CSO scores fourth straight year of record ticket sales, contributions

SHARE CSO scores fourth straight year of record ticket sales, contributions

BY ANDREW PATNER | FOR SUN-TIMES MEDIA

Deborah F. Rutter’s last season as president of the Chicago Symphony Orchestra Association saw a fourth straight year of record ticket sales and financial contributions to the CSO parent.

Jay Henderson, board chairman of the association, announced the figures Monday afternoon at the CSOA annual meeting at Symphony Center. The PriceWaterhouseCoopers LLP executive has been acting as a sort of interim CEO until new president Jeff Alexander arrives from Vancouver to take the helm here in January 2015.

Henderson also reported a technical operating deficit of $1.4 million, or 1.8 percent, on a 2013-2014 operating budget of 76.6 million, up $3 million, or four percent, from the preceding year.

Ticket sales increased by $100,000 to a record $22.4 million. Fundraising yielded $400,000 more than the last year for a highest-ever total of $30.2 million. Rutter’s models for presenting, marketing and fundraising successfully continued apace and together with music director Riccardo Muti’s artistic leadership boosted special gifts and showed current subscription renewals up two percent to 90 percent. Individual gifts totaled $20.6 million, corporate underwriting $5.9 million, and foundation and government grants $3.7 million. More than 13,000 individuals contributed to the orchestra and related activities, up from 10,400 the prior year.
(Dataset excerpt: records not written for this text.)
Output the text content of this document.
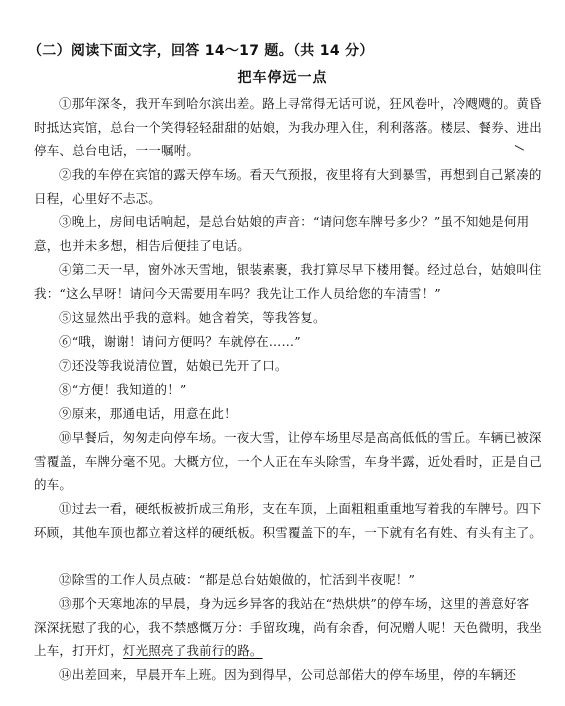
（二）阅读下面文字，回答 14～17 题。（共 14 分）
把车停远一点

①那年深冬，我开车到哈尔滨出差。路上寻常得无话可说，狂风卷叶，冷飕飕的。黄昏时抵达宾馆，总台一个笑得轻轻甜甜的姑娘，为我办理入住，利利落落。楼层、餐券、进出停车、总台电话，一一嘱咐。

②我的车停在宾馆的露天停车场。看天气预报，夜里将有大到暴雪，再想到自己紧凑的日程，心里好不忐忑。

③晚上，房间电话响起，是总台姑娘的声音：“请问您车牌号多少？”虽不知她是何用意，也并未多想，相告后便挂了电话。

④第二天一早，窗外冰天雪地，银装素裹，我打算尽早下楼用餐。经过总台，姑娘叫住我：“这么早呀！请问今天需要用车吗？我先让工作人员给您的车清雪！”

⑤这显然出乎我的意料。她含着笑，等我答复。

⑥“哦，谢谢！请问方便吗？车就停在……”

⑦还没等我说清位置，姑娘已先开了口。

⑧“方便！我知道的！”

⑨原来，那通电话，用意在此！

⑩早餐后，匆匆走向停车场。一夜大雪，让停车场里尽是高高低低的雪丘。车辆已被深雪覆盖，车牌分毫不见。大概方位，一个人正在车头除雪，车身半露，近处看时，正是自己的车。

⑪过去一看，硬纸板被折成三角形，支在车顶，上面粗粗重重地写着我的车牌号。四下环顾，其他车顶也都立着这样的硬纸板。积雪覆盖下的车，一下就有名有姓、有头有主了。

⑫除雪的工作人员点破：“都是总台姑娘做的，忙活到半夜呢！”

⑬那个天寒地冻的早晨，身为远乡异客的我站在“热烘烘”的停车场，这里的善意好客深深抚慰了我的心，我不禁感慨万分：手留玫瑰，尚有余香，何况赠人呢！天色微明，我坐上车，打开灯，灯光照亮了我前行的路。

⑭出差回来，早晨开车上班。因为到得早，公司总部偌大的停车场里，停的车辆还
Major gifts to the endowment from trustee-related entities included June gifts from the Zell Family Foundation for $17 million to support and name the music director position and $15 million from the Negaunee Foundation to support and name the department of community and education projects. An additional pledge of $2 million from Randy and Melvin Berlin will support core repertoire programming. Together these gifts helped push overall contributed revenue to $57 million for the year, up from $52 million. The association’s endowment grew from $257 million to $288 million.

Some 240 ticketed events accounted for 386,000 tickets sold. With only one orchestra tour last season (the Canary Islands and two European stops) and without the Hollywood recording project of the previous year (John Williams’ soundtrack to Stephen Spielberg’s “Lincoln”), earned income from tours, recording and merchandise was down from $9.9 to $7.3 million. In addition,185 free events including Civic Orchestra of Chicago concerts, chamber music, education programs and open rehearsals for students and community groups, and a season-launching community performance in Cicero, just west of Chicago, drew another 70,000 people.

Last year’s technical deficit was only $169,000 with those of the two previous years showing as $1.3 million and $927,000 respectively, essentially the same percentage of their operating budgets as this year’s, following a number of years of steady structural surpluses. A year ago, Rutter, now heading the John F. Kennedy Center for the Performing Arts in Washington, D.C., said “It’s a tough advance game to get to exactly zero.”

Total institutional assets were up by $56 million to $529 million. Investment income showed a high return of 18 percent with strategies over the past 15 years putting the CSOA in the top seven percent of comparable funds.

Student attendance remains high and the average age of audience members held at 49, the youngest of any major American orchestra.

Officers, including Henderson, a vice chairman of now in his third year as CSOA chairman, were re-elected, with two new members succeeding fellow trustees whose officer terms had ended. The association also elected its first transgender trustee, local investor and philanthropist Jennifer N. Pritzker.

Andrew Patner is a local freelance writer and critic.